S217A is an ideal candidate to test the sequence of events surrounding the timing of the powerstroke and Pi-release in the 3-bead laser trap assay. The main advantage being that S217A effectively traps the γ-phosphate in the active site which has been shown to have a drastic effect on slowing the Pi-release rate as previously measured in solution kinetics studies (~30/sec). Our hypothesis is that if Pi-release gates the powerstroke, we should observe a prolonged (~33 milliseconds) delay (time period characterized by a decrease in variance of the trapping signal with no displacement) between the initial binding of myosin to actin and occurrence of the powerstroke. The resulting effects of the S217A mutation would be a reduced displacement (leftward shift in the displacement distribution compared to WT) and a slowed transition rate in the ensemble averaged data. However, if the powerstroke precedes Pi-release then the S217A displacement distributions, and ensemble averages should look identical to the WT. Additionally, performing this same experiment again with high (30mM) Pi in solution will provide an alternative methods for attempting to occupy the active site with Pi. As such, our hypothesis is that if Pi gates the powerstroke there should be a prolonged delay between the initial binding and powerstroke (but much longer in time for S217A vs WT due to slowed Pi-release rate). If the powerstroke precedes P-release then all 4 conditions WT 0mM-Pi, WT 30mM-Pi, S217A 0mM-Pi, and S217A 30-mM-Pi will have identical displacement distributions and ensemble averages.

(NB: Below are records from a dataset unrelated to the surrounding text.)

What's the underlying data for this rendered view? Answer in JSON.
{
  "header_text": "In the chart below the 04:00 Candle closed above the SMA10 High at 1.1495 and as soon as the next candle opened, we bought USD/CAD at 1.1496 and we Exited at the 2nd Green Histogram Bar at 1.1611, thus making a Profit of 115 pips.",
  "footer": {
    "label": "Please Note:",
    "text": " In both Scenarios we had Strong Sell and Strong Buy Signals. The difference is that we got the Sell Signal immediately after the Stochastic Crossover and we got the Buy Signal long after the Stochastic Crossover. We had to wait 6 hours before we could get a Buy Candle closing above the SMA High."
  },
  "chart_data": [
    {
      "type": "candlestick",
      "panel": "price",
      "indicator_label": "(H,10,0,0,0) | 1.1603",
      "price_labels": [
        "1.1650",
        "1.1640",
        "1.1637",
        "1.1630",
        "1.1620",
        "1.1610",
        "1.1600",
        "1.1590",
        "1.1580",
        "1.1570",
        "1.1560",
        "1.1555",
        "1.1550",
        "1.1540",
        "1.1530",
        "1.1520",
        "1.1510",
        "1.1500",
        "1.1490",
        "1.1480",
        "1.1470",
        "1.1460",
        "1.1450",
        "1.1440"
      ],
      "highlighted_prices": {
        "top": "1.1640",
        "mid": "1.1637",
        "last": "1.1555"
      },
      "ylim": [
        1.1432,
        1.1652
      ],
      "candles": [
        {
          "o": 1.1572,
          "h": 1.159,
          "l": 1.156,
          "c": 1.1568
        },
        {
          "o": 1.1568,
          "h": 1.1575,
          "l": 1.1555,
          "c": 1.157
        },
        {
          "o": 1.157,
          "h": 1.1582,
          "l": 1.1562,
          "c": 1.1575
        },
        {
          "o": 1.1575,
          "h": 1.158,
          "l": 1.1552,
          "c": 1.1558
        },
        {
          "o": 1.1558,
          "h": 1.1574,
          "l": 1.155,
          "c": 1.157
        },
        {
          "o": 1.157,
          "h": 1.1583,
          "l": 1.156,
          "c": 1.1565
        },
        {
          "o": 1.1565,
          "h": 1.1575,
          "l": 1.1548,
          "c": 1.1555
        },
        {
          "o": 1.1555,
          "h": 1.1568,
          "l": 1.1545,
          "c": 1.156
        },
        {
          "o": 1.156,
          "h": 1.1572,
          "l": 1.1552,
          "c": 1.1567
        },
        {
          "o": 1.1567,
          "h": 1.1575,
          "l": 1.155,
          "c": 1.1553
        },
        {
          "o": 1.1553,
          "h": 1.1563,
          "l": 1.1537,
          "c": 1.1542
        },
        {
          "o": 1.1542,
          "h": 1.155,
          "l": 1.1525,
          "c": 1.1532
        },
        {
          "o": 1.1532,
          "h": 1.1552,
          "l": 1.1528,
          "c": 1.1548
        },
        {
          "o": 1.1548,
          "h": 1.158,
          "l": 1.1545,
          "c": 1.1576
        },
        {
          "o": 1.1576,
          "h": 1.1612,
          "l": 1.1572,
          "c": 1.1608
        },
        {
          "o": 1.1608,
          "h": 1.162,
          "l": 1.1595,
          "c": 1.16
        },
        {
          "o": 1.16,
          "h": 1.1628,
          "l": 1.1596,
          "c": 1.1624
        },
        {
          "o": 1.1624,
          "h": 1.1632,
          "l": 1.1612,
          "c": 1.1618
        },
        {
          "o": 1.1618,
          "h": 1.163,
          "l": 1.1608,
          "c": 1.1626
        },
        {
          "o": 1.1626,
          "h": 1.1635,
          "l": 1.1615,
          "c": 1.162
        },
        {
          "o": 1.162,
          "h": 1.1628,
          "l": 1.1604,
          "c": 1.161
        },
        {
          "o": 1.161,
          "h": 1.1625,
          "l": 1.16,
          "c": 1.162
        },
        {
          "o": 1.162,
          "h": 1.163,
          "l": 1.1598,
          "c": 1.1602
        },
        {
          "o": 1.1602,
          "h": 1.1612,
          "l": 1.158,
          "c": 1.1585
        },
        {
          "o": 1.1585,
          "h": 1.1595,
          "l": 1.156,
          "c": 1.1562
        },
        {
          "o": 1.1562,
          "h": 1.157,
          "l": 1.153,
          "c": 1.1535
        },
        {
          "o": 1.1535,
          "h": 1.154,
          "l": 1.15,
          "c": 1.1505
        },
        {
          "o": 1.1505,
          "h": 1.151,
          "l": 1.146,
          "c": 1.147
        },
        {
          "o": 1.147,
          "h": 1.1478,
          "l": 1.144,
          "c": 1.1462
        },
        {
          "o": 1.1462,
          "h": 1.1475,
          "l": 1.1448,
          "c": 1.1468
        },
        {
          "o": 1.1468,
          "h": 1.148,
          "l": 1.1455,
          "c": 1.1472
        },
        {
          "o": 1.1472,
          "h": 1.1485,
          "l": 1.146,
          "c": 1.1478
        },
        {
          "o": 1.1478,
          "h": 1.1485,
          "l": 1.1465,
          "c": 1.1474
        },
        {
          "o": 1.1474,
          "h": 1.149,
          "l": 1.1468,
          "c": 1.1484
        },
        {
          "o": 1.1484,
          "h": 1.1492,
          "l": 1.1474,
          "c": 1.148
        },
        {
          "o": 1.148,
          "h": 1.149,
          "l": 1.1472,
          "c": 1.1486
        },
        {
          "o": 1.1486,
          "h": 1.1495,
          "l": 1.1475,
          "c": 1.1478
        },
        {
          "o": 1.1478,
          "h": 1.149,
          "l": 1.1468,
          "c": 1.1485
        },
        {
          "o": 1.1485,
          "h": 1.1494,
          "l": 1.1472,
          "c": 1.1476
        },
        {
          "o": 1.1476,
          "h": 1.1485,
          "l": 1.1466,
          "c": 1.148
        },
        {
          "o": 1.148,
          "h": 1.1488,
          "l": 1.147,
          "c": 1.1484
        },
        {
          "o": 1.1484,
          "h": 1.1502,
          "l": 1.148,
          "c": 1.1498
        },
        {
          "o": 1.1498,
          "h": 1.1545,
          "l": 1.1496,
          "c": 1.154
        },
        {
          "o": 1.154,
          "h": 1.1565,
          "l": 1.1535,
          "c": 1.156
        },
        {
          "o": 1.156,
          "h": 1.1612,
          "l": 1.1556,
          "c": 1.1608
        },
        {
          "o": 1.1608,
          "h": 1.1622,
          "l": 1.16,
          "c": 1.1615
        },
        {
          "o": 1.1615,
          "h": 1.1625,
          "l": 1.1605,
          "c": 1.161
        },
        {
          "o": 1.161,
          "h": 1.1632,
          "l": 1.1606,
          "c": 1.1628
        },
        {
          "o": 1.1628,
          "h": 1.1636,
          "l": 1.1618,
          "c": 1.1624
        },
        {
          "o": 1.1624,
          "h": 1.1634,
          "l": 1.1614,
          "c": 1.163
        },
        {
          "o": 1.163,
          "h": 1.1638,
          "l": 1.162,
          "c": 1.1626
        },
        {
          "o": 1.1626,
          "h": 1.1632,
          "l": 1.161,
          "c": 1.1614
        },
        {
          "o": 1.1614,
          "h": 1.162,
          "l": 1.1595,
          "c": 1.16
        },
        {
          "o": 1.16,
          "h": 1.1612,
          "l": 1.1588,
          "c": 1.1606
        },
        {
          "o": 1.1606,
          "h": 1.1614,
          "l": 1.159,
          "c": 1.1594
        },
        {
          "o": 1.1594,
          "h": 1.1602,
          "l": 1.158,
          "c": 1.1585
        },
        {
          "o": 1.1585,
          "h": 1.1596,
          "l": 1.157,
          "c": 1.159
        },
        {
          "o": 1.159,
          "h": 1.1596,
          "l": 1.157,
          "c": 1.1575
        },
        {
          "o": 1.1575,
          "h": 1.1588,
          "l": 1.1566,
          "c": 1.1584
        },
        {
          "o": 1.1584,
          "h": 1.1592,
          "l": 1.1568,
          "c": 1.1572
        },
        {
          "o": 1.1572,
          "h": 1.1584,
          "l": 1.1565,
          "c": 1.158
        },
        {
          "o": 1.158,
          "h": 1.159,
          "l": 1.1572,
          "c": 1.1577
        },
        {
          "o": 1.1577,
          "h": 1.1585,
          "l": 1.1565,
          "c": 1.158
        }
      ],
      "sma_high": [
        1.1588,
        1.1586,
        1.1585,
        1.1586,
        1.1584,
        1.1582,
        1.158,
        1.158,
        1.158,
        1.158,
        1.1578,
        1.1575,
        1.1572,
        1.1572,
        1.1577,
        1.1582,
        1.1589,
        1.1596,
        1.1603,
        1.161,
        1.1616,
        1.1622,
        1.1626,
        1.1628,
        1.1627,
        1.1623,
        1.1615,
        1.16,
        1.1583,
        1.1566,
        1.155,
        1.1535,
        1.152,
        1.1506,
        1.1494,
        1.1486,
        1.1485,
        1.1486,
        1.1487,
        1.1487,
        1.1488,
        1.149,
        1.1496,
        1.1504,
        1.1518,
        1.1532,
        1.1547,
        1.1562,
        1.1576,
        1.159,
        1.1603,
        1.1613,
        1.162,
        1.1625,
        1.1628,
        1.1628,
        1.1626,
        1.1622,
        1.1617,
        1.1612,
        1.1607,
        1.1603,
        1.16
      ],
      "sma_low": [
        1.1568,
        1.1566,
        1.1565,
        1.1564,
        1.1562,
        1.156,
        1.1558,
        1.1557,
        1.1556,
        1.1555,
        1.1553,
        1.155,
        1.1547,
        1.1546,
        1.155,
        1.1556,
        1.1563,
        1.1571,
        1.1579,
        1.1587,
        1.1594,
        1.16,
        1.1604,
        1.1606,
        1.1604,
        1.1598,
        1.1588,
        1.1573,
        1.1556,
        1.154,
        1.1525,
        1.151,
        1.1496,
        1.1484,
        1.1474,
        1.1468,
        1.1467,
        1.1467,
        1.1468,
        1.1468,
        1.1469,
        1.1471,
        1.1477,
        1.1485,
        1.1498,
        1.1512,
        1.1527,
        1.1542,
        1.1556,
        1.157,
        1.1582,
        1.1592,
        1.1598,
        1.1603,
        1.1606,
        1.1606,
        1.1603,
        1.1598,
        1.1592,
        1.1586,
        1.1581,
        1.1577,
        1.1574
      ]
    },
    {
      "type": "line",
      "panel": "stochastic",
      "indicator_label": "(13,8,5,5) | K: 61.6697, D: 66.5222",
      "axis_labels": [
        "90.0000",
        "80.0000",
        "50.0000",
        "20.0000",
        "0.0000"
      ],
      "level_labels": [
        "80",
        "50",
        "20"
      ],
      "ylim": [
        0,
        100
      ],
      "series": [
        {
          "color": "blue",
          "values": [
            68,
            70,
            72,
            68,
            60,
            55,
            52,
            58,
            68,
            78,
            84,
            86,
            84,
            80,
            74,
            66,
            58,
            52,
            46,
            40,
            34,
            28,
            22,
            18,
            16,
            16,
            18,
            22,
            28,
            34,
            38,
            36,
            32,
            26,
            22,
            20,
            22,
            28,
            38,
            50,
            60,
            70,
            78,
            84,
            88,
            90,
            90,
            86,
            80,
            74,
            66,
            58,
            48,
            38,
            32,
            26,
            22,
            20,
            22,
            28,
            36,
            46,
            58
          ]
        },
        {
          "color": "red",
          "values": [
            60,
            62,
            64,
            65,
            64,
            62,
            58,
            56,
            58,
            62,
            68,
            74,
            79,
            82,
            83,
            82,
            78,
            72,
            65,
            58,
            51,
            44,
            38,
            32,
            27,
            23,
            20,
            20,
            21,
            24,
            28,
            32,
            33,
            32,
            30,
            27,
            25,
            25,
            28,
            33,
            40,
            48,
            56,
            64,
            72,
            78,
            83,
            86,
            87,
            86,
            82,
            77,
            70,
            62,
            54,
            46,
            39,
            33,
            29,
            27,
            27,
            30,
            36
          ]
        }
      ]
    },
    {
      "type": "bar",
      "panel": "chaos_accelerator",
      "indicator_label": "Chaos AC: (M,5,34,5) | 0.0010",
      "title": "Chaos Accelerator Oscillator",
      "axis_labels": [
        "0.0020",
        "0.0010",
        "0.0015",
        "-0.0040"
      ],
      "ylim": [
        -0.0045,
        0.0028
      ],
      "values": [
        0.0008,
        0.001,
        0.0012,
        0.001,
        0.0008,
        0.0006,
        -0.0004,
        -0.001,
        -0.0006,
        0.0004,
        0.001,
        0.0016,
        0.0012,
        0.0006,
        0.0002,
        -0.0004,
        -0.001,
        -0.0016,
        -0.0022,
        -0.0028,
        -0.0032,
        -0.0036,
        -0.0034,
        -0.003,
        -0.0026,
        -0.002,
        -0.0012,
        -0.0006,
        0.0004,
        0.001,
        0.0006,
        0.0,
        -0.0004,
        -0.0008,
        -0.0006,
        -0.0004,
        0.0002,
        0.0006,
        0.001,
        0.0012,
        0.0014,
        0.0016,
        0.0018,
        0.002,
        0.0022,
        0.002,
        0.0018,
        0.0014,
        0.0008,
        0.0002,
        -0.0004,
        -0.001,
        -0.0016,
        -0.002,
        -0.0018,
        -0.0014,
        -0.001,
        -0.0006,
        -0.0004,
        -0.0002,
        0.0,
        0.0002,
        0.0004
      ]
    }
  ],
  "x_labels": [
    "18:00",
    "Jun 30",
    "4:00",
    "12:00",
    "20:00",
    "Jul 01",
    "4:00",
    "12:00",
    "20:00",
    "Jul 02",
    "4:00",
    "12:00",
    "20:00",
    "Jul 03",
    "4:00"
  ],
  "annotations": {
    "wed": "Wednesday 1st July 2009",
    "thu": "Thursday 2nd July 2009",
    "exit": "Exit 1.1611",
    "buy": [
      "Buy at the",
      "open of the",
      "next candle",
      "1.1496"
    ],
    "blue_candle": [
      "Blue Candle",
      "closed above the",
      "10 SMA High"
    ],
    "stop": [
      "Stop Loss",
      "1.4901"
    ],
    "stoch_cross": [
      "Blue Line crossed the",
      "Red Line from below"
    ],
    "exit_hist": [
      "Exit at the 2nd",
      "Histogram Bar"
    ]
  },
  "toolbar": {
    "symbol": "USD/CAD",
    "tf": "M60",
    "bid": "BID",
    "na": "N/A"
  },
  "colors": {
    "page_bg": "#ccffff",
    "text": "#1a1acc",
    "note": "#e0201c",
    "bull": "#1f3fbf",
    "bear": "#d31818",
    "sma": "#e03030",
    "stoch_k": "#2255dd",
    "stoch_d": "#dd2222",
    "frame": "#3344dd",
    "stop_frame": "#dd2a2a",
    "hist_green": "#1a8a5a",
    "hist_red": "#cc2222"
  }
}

1.7.3 Aim 3: Test the “better mouse trap”. Determine if fast chicken skeletal muscle myosin II has an altered displacement or rate of its powerstroke under high levels of Pi by analyzing data from the UFFC.

While the S217A provides an ideal test since the mutation has drastic affects on slowing the Pi-release rate, there are still limitations imposed by the setup of the standard optical trapping technique that prevent direct observation of myosin binding actin and the subsequent powerstroke. UFFC provides an increased time resolution and allows for the direct observation of the rate of a single powerstroke by a single molecule of myosin interacting with a single actin filament. This is in contrast to inferring an averaged “powerstroke” rate from the ensemble averaged data collected under a standard trapping protocol. Furthermore, the UFFC has the necessary time resolution in order to test a faster myosin isoform (chicken fast skeletal muscle myosin II) under no (0mM) and high (30mM) Pi which will provide additional data on a different myosin isoform helping to provide a more robust and inclusive answer to the proposed question. Our hypothesis is if Pi-release gates the powerstroke there should be a prolonged initial weak binding state between the binding of myosin to actin and the powerstroke under 30mM Pi compared to 0mM Pi, but the rate of the actual powerstroke should be unchanged.